Comment 17 for bug 1788006

Revision history for this message
Matt Riedemann (mriedem) wrote :

Looking at the libvirtd logs, I'm seeing:

2018-08-20 12:52:07.630+0000: 27153: debug : qemuProcessHandleResume:807 : Transitioned guest instance-00000001 out of paused into resumed state

2018-08-20 12:52:07.631+0000: 27153: debug : qemuProcessHandleStop:755 : Transitioned guest instance-00000001 to paused state, reason unknown

I think ^ is where things go wrong and we don't recover.

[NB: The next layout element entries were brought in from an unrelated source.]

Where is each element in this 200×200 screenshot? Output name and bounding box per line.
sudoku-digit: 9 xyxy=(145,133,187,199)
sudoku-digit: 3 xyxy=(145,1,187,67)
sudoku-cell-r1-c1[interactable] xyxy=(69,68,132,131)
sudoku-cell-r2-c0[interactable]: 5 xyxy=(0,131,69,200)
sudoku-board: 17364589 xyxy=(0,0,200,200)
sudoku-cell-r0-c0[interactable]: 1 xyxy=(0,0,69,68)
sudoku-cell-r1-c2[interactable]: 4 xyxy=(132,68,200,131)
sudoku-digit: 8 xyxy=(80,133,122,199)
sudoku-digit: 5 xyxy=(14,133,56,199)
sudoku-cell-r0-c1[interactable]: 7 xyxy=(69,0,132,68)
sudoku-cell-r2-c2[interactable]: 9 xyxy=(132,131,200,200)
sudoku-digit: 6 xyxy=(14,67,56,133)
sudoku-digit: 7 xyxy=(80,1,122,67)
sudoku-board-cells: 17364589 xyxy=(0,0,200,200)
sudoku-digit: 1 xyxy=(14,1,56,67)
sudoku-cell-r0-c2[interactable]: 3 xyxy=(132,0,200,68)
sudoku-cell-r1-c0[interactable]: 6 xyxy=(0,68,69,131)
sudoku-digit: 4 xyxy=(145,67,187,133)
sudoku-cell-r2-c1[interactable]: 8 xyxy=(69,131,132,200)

There are errors in the qemu domain log:

http://logs.openstack.org/74/591074/4/check/neutron-tempest-plugin-designate-scenario/d02f171/controller/logs/libvirt/qemu/instance-00000001_log.txt.gz

KVM: entry failed, hardware error 0x0

If you look at the node providers that these failures show up on, they are primarily OVH:

  Value Action Count / 82 events
1. ovh-bhs1 48
2. ovh-gra1 32
3. limestone-regionone 2

And the bug is because the job is using virt_type=kvm rather than qemu:

http://logs.openstack.org/74/591074/4/check/neutron-tempest-plugin-designate-scenario/d02f171/controller/logs/etc/nova/nova-cpu_conf.txt.gz

[libvirt]
live_migration_uri = qemu+ssh://stack@%s/system
cpu_mode = none
virt_type = kvm

Running nested virt with kvm is a known issue, so that's definitely the bug.